O que 2019 tem a nos oferecer é uma versão anabolizada desse circo montado em torno de um crime. 

No último ano do século 20, afinal, nenhuma das redes sociais tão populares hoje havia nascido, e mesmo o primeiro iPhone só viria sete anos depois. Aliás, celulares com câmera (ainda de qualidade nanica) ainda começavam a chegar às lojas internacionais.

Agora, além das câmeras de TV, havia uma legião paramentada com seus aparelhos para registrar todo o entorno do ônibus capturado.

Isso inclui a equipe do governador fluminense, que tratou de postar no Instagram dele uma cena insólita: os passageiros recém-libertos de volta ao ônibus ouvindo Wilson Witzel pregar que "Jesus no coração das pessoas" evitaria uma sociedade com "pessoas que têm um desequilíbrio, não têm amor em si, não tem fé em Deus".

Para o professor da FGV-SP Rafael Alcadipani, especializado em segurança pública, Witzel ajudou a transformar o caso em um espetáculo ao sair de um helicóptero da Polícia Civil balançando os punhos como se fosse jogador marcando o gol da vitória. 

É preciso entender que às vezes há, sim, necessidade de matar quem oferece ameaça ou, no jargão policial, "neutralizar o alvo". Mas uma atitude como a da autoridade máxima do Rio, afirma Alcadipani, "não coloca como protagonista o profissionalismo da polícia e sim a vingança do Estado". O gesto acaba incentivando "que o policial na ponta da linha aja de forma letal", mas se algo der errado é ele que vai ser penalizado, não o governador.

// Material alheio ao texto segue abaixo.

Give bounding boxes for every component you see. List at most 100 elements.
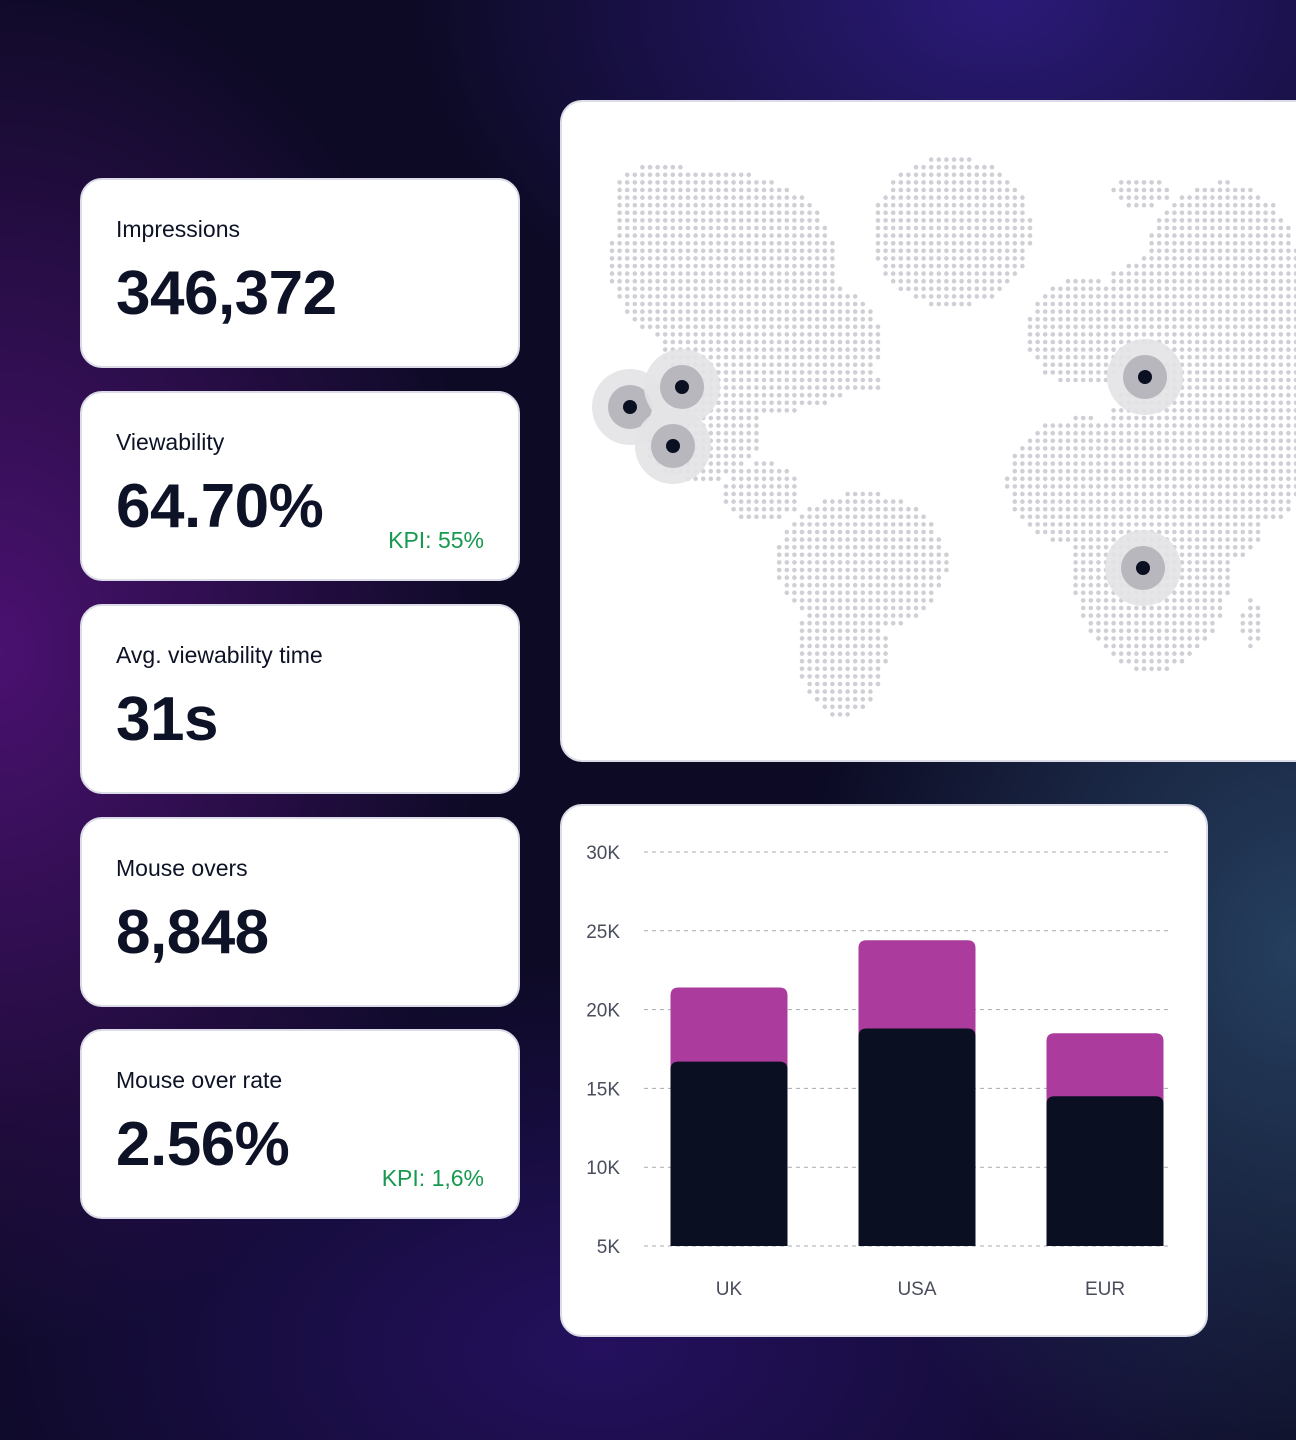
map-dot [959, 271, 964, 276]
map-dot [738, 453, 744, 459]
map-dot [974, 187, 980, 193]
map-dot [1263, 408, 1268, 413]
map-dot [890, 256, 896, 261]
map-dot [1248, 187, 1253, 193]
map-dot [1232, 484, 1238, 489]
map-dot [1118, 658, 1124, 664]
map-dot [928, 271, 934, 276]
map-dot [890, 187, 896, 193]
map-dot [890, 263, 896, 269]
map-dot [966, 240, 972, 246]
map-dot [1270, 354, 1276, 360]
map-dot [731, 347, 736, 352]
map-dot [1278, 278, 1284, 284]
map-dot [822, 233, 828, 238]
map-dot [890, 552, 896, 558]
map-dot [640, 316, 645, 322]
map-dot [890, 210, 896, 216]
map-dot [1248, 620, 1253, 626]
map-dot [1012, 491, 1018, 497]
map-dot [860, 370, 866, 375]
map-dot [830, 658, 835, 664]
map-dot [1194, 294, 1200, 299]
map-dot [1156, 628, 1162, 634]
kpi-card: Impressions 346,372 [80, 178, 520, 368]
map-dot [738, 172, 744, 178]
map-dot [1042, 316, 1048, 322]
map-dot [1240, 392, 1246, 398]
map-dot [1217, 461, 1223, 466]
map-dot [928, 240, 934, 246]
map-dot [723, 187, 729, 193]
map-dot [655, 286, 660, 292]
map-dot [1179, 537, 1185, 542]
map-dot [1156, 218, 1162, 223]
map-dot [913, 202, 919, 208]
map-dot [830, 392, 835, 398]
map-dot [830, 263, 835, 269]
map-dot [738, 309, 744, 314]
map-dot [890, 218, 896, 223]
y-tick-label: 20K [586, 1001, 620, 1022]
map-dot [845, 681, 850, 687]
map-dot [928, 575, 934, 580]
map-dot [1172, 628, 1177, 634]
map-dot [860, 636, 866, 641]
map-dot [852, 704, 858, 710]
map-dot [678, 164, 683, 170]
map-dot [769, 316, 774, 322]
map-dot [617, 286, 622, 292]
map-dot [1255, 620, 1261, 626]
map-dot [1126, 605, 1132, 611]
map-dot [1035, 339, 1040, 345]
map-dot [1270, 385, 1276, 390]
map-dot [1232, 187, 1238, 193]
map-dot [928, 590, 934, 596]
map-dot [1263, 278, 1268, 284]
map-dot [647, 256, 653, 261]
map-dot [875, 514, 881, 520]
map-dot [640, 324, 645, 330]
map-dot [731, 499, 736, 504]
map-dot [799, 324, 805, 330]
map-dot [1126, 658, 1132, 664]
map-dot [814, 392, 820, 398]
map-dot [1111, 461, 1116, 466]
map-dot [624, 240, 630, 246]
map-dot [875, 590, 881, 596]
map-dot [1210, 210, 1215, 216]
map-dot [1073, 377, 1078, 383]
map-dot [852, 590, 858, 596]
map-dot [868, 696, 873, 702]
map-dot [959, 157, 964, 162]
map-dot [693, 218, 698, 223]
map-dot [1065, 370, 1071, 375]
map-dot [1293, 354, 1296, 360]
map-dot [1255, 430, 1261, 436]
map-dot [1217, 560, 1223, 565]
map-dot [1210, 271, 1215, 276]
map-dot [700, 271, 706, 276]
map-dot [632, 248, 638, 254]
map-dot [746, 362, 752, 368]
map-dot [807, 392, 812, 398]
map-dot [1210, 522, 1215, 527]
map-dot [1149, 499, 1154, 504]
map-dot [1156, 423, 1162, 428]
map-dot [822, 590, 828, 596]
map-dot [1248, 263, 1253, 269]
map-dot [716, 324, 721, 330]
map-dot [647, 286, 653, 292]
map-dot [822, 582, 828, 588]
map-dot [632, 187, 638, 193]
map-dot [784, 263, 790, 269]
map-dot [1255, 233, 1261, 238]
map-dot [1202, 499, 1208, 504]
map-dot [746, 408, 752, 413]
map-dot [761, 461, 767, 466]
map-dot [1096, 552, 1101, 558]
map-dot [1270, 263, 1276, 269]
map-dot [822, 400, 828, 406]
map-dot [1248, 491, 1253, 497]
map-dot [746, 506, 752, 512]
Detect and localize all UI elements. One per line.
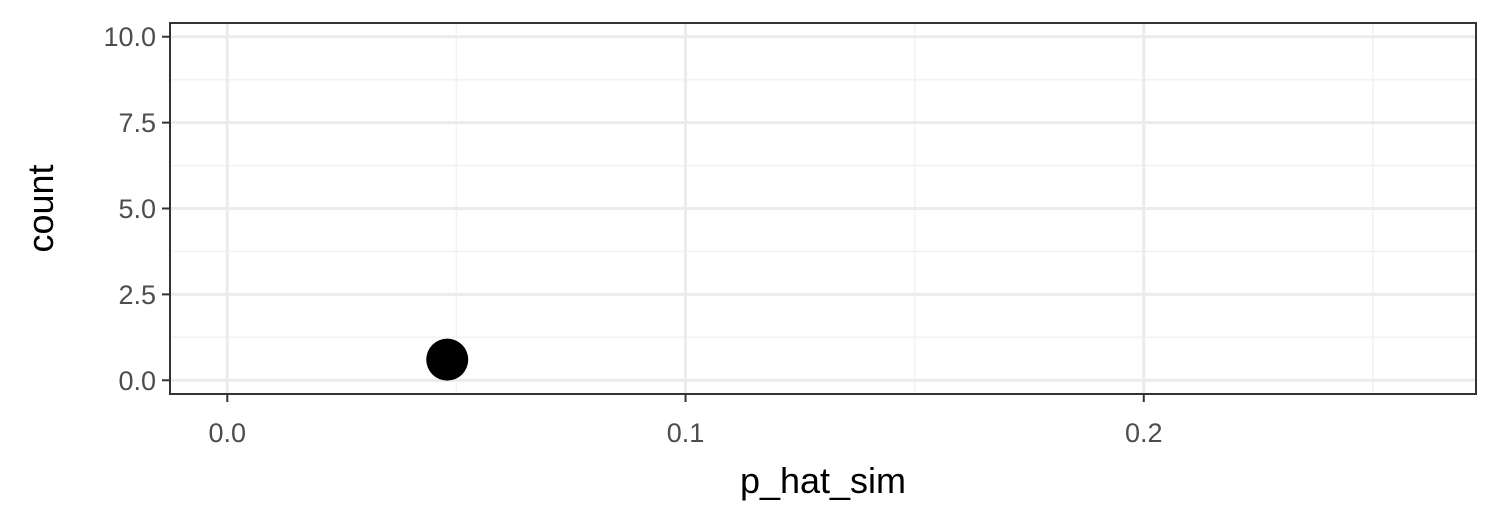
x-tick-label: 0.0 [209,418,247,448]
major-gridlines [170,23,1476,394]
x-axis: 0.0 0.1 0.2 [209,394,1163,448]
x-tick-label: 0.2 [1125,418,1163,448]
y-axis: 0.0 2.5 5.0 7.5 10.0 [103,22,170,396]
y-axis-title: count [20,164,61,252]
y-tick-label: 0.0 [118,366,156,396]
y-tick-label: 2.5 [118,280,156,310]
data-point [426,338,469,381]
minor-gridlines [170,23,1476,394]
data-points [426,338,469,381]
y-tick-label: 10.0 [103,22,156,52]
x-axis-title: p_hat_sim [740,460,906,501]
x-tick-label: 0.1 [667,418,705,448]
y-tick-label: 7.5 [118,108,156,138]
y-tick-label: 5.0 [118,194,156,224]
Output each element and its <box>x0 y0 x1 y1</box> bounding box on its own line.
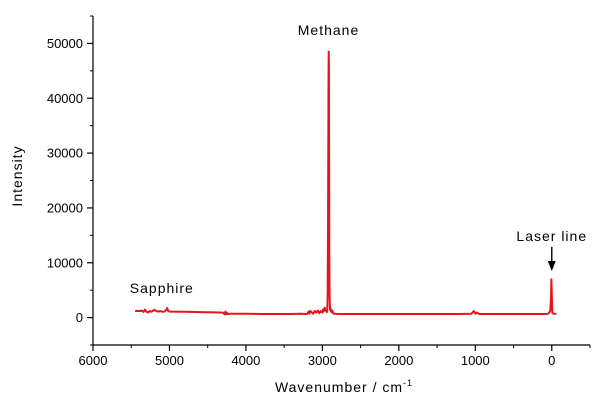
x-tick-label: 1000 <box>461 353 490 368</box>
plot-area <box>135 50 557 316</box>
y-tick-label: 40000 <box>47 91 83 106</box>
x-axis-title: Wavenumber / cm-1 <box>275 378 413 395</box>
annotation-label: Sapphire <box>130 280 194 296</box>
spectrum-series-line <box>135 50 557 316</box>
y-tick-label: 50000 <box>47 36 83 51</box>
x-tick-label: 3000 <box>308 353 337 368</box>
annotation-label: Methane <box>298 22 359 38</box>
x-ticks: 6000 5000 4000 3000 2000 1000 0 <box>79 345 591 368</box>
y-ticks: 0 10000 20000 30000 40000 50000 <box>47 15 93 346</box>
y-tick-label: 10000 <box>47 255 83 270</box>
axes: 6000 5000 4000 3000 2000 1000 0 01000020000300… <box>47 15 591 368</box>
annotations: Methane Sapphire Laser line <box>130 22 587 296</box>
y-axis-title: Intensity <box>9 145 25 206</box>
x-tick-label: 6000 <box>79 353 108 368</box>
x-axis-title-main: Wavenumber / cm <box>275 379 403 395</box>
x-tick-label: 2000 <box>384 353 413 368</box>
x-tick-label: 4000 <box>231 353 260 368</box>
y-tick-label: 0 <box>76 310 83 325</box>
y-tick-label: 30000 <box>47 146 83 161</box>
annotation-arrow-head <box>547 260 556 271</box>
x-tick-label: 5000 <box>155 353 184 368</box>
x-tick-label: 0 <box>548 353 555 368</box>
y-tick-label: 20000 <box>47 200 83 215</box>
annotation-label: Laser line <box>516 228 587 244</box>
x-axis-title-superscript: -1 <box>403 378 413 388</box>
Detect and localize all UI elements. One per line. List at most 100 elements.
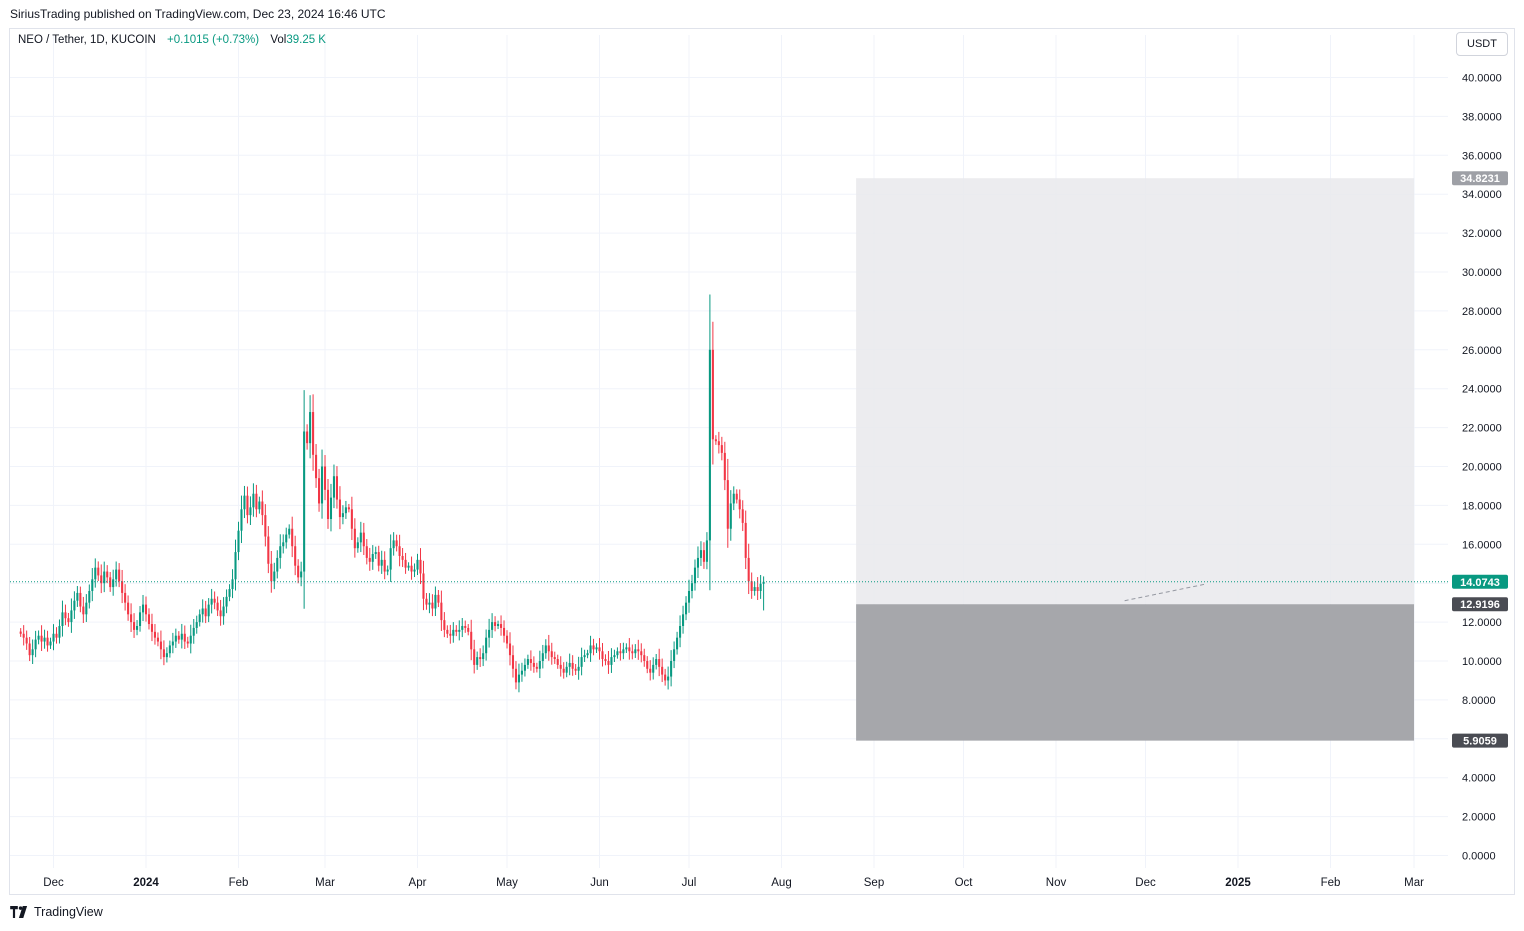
candle [201, 599, 204, 623]
candle-body [667, 676, 670, 681]
x-tick-label: Feb [1321, 877, 1341, 889]
candle-body [541, 653, 544, 661]
candle-body [720, 445, 723, 453]
candle-body [395, 540, 398, 547]
y-tick-label: 36.0000 [1462, 150, 1502, 162]
candle [491, 613, 494, 638]
candle-body [270, 563, 273, 582]
candle [577, 656, 580, 680]
y-tick-label: 4.0000 [1462, 773, 1496, 785]
candle-body [323, 466, 327, 490]
candle-body [434, 594, 437, 609]
candle-body [312, 412, 315, 455]
candle-body [252, 493, 255, 508]
candle [380, 550, 383, 574]
x-tick-label: Mar [1404, 877, 1424, 889]
candle-body [177, 635, 180, 640]
x-tick-label: Nov [1046, 877, 1067, 889]
candle-body [371, 554, 374, 562]
candle [687, 579, 691, 613]
candle [502, 620, 506, 643]
candle-body [207, 604, 210, 617]
candle [165, 647, 168, 663]
candle [297, 559, 300, 584]
candle-body [726, 480, 729, 529]
zone-bottom-badge: 5.9059 [1452, 733, 1508, 748]
candle [517, 663, 520, 693]
candle-body [156, 637, 159, 642]
candle [144, 596, 148, 622]
candle-body [374, 552, 377, 555]
candle-body [46, 637, 49, 646]
candle [526, 654, 529, 669]
candle [150, 613, 154, 642]
last-price-badge: 14.0743 [1452, 574, 1508, 589]
candle-body [121, 581, 124, 593]
candle-body [625, 647, 628, 650]
zone-bottom-badge-text: 5.9059 [1463, 736, 1497, 748]
candle-body [756, 587, 759, 591]
currency-button[interactable]: USDT [1456, 32, 1508, 56]
candle [76, 586, 79, 607]
candle-body [85, 602, 88, 615]
candle [431, 594, 434, 617]
candle [753, 581, 756, 596]
candle-body [526, 659, 529, 665]
candle-body [100, 575, 103, 584]
candle-body [401, 555, 404, 560]
candle-body [431, 602, 434, 609]
candle [219, 599, 222, 626]
candle-body [225, 596, 228, 607]
candle [153, 624, 156, 645]
candle-body [708, 349, 711, 541]
candle-body [261, 501, 264, 516]
candle-body [425, 598, 428, 605]
candle [649, 660, 652, 681]
candle-body [517, 674, 520, 683]
x-tick-label: Apr [409, 877, 427, 889]
candle [389, 534, 392, 582]
candle-body [70, 610, 73, 623]
candle-body [130, 614, 133, 623]
candle [344, 500, 347, 519]
candle-body [640, 651, 643, 656]
candle-body [449, 633, 452, 636]
axes: 0.00002.00004.00006.00008.000010.000012.… [43, 73, 1508, 889]
footer-brand[interactable]: TradingView [10, 905, 103, 919]
candle [338, 486, 341, 530]
candle-body [505, 635, 509, 644]
candle [401, 547, 404, 568]
candle-body [356, 542, 359, 549]
candle [679, 615, 682, 648]
y-tick-label: 8.0000 [1462, 695, 1496, 707]
candle-body [306, 431, 309, 444]
publisher-caption: SiriusTrading published on TradingView.c… [10, 7, 386, 21]
candle-body [467, 627, 470, 632]
candle-body [171, 641, 174, 646]
candle [652, 657, 655, 680]
candle [643, 648, 646, 667]
candle [684, 596, 688, 621]
candle-body [58, 625, 61, 638]
candle-body [452, 629, 455, 636]
candle [61, 600, 64, 637]
candle [103, 561, 106, 593]
candle [195, 615, 198, 634]
candle-body [568, 662, 571, 667]
candle [371, 545, 374, 570]
candle [449, 624, 452, 644]
candle [708, 294, 711, 591]
candle [628, 638, 631, 660]
candle-body [410, 565, 413, 572]
candle-body [234, 552, 237, 580]
candle [282, 534, 285, 554]
x-tick-label: May [496, 877, 518, 889]
candle [655, 653, 658, 670]
candle [365, 539, 368, 565]
candle [240, 495, 243, 544]
candle [294, 535, 297, 576]
x-tick-label: Sep [864, 877, 884, 889]
candle-body [279, 546, 282, 558]
candle-body [347, 507, 350, 510]
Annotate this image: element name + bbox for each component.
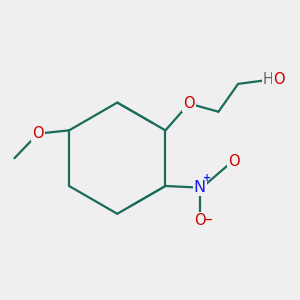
Text: O: O xyxy=(183,96,195,111)
Text: O: O xyxy=(273,71,285,86)
Text: +: + xyxy=(203,173,211,184)
Text: −: − xyxy=(204,215,214,225)
Text: O: O xyxy=(194,213,206,228)
Text: O: O xyxy=(228,154,239,169)
Text: H: H xyxy=(263,71,274,86)
Text: N: N xyxy=(194,180,206,195)
Text: O: O xyxy=(32,126,44,141)
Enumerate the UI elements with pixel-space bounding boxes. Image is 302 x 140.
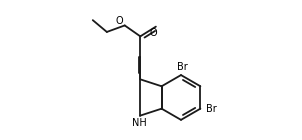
Text: O: O: [150, 28, 157, 38]
Text: Br: Br: [177, 62, 188, 72]
Text: O: O: [116, 16, 123, 26]
Text: Br: Br: [206, 104, 216, 114]
Text: NH: NH: [132, 118, 146, 128]
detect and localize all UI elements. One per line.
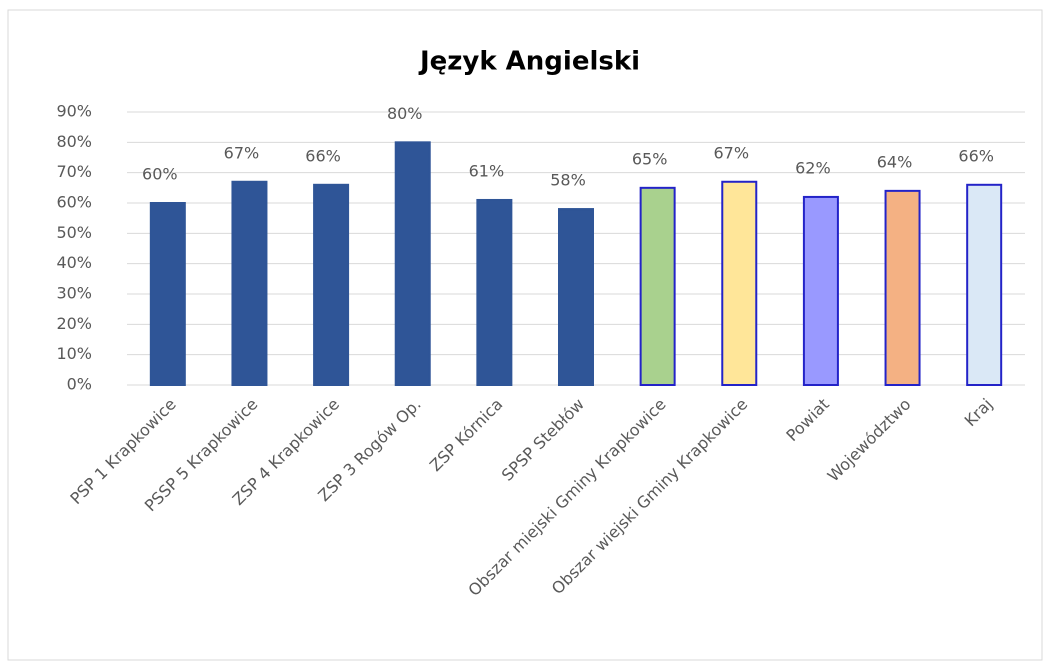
data-label: 66% [305, 146, 341, 165]
data-label: 65% [632, 149, 668, 168]
y-tick-label: 90% [56, 102, 92, 121]
data-label: 67% [224, 143, 260, 162]
bar [476, 198, 513, 386]
y-tick-label: 10% [56, 344, 92, 363]
bar [884, 189, 921, 386]
bar [802, 195, 839, 386]
y-tick-label: 70% [56, 162, 92, 181]
data-label: 62% [795, 158, 831, 177]
y-tick-label: 50% [56, 223, 92, 242]
bar [558, 208, 594, 386]
y-tick-label: 60% [56, 193, 92, 212]
y-tick-label: 0% [67, 375, 92, 394]
bar [231, 180, 268, 386]
bar [639, 186, 676, 386]
y-tick-label: 40% [56, 253, 92, 272]
bar [313, 183, 350, 386]
bar [149, 202, 186, 386]
data-label: 58% [550, 171, 586, 190]
data-label: 60% [142, 165, 178, 184]
data-label: 66% [958, 146, 994, 165]
bar [394, 141, 431, 386]
bar [966, 183, 1003, 386]
data-label: 61% [469, 161, 505, 180]
data-label: 64% [877, 152, 913, 171]
y-tick-label: 80% [56, 132, 92, 151]
y-tick-label: 30% [56, 284, 92, 303]
data-label: 80% [387, 104, 423, 123]
data-label: 67% [713, 143, 749, 162]
chart-title: Język Angielski [418, 47, 640, 77]
bar [721, 180, 758, 386]
y-tick-label: 20% [56, 314, 92, 333]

Presidente do Fórum Brasileiro de Segurança Pública, Renato Sérgio de Lima diz que Witzel "soube explorar o episódio e pulou de alegria" em um "momento de baixa por uma série de exageros retóricos". 

Refere-se a falas do governador sobre sua ideia de combate ao crime, desde a morte de inocentes durante operações realizadas em favelas até sugerir que crianças do complexo da Maré podem não ter escrito cartas sobre o medo que sentem da ação policial —o crime organizado, afirmou dias atrás, "é capaz de tudo".  

"A gente não comemora de forma alguma se o resultado for morte, não antes de fazer uma revisão" do que aconteceu, se o sequestrador precisava mesmo ser morto, diz Lima. 

"Foi um modo afoito em louvar uma solução que é sempre extremada. Basta ver quando polícias europeias acabam atirando em eventuais acusados de terrorismo. Não tem nenhum dirigente fazendo louvação na hora."

A reação de Witzel acirra não apenas o bangue-bangue literal. Também dá corda à grita nas redes sociais, que usam essas imagens para contrapor "pseudodefensores de direitos humanos", como o líder do Executivo fluminense gosta de classificar aqueles contrários à sua política de segurança pública, e os entusiastas da linha dura. 

Outro sintoma dos nossos tempos é a propagação em tempo real de informações desencontradas. Elas sempre foram um efeito colateral indesejado de episódios midiáticos como o sequestro de um ônibus.

A facilidade em disseminar fake news, ainda que de forma involuntária, só fez agigantar numa época em que TVs e jornais dividem espaço com "zaps" e afins.

No crime da ponte Rio-Niterói, por exemplo: primeiro falaram que o sobrenome do sequestrador era Nascimento, depois Silva. O burburinho inicial sobre antecedentes criminais dava conta de um estuprador com quilométrica ficha corrida, até verificarem que tinha a ficha limpa (até então). Uma hora Willian era vigilante, outra, ajudante de padeiro. E, se no começo se falava em 37 reféns, agora são 39.  

O sequestrador ameaçou a certa altura espalhar gasolina no ônibus e atear fogo nele. Nunca o fez, mas o circo pegou fogo mesmo assim.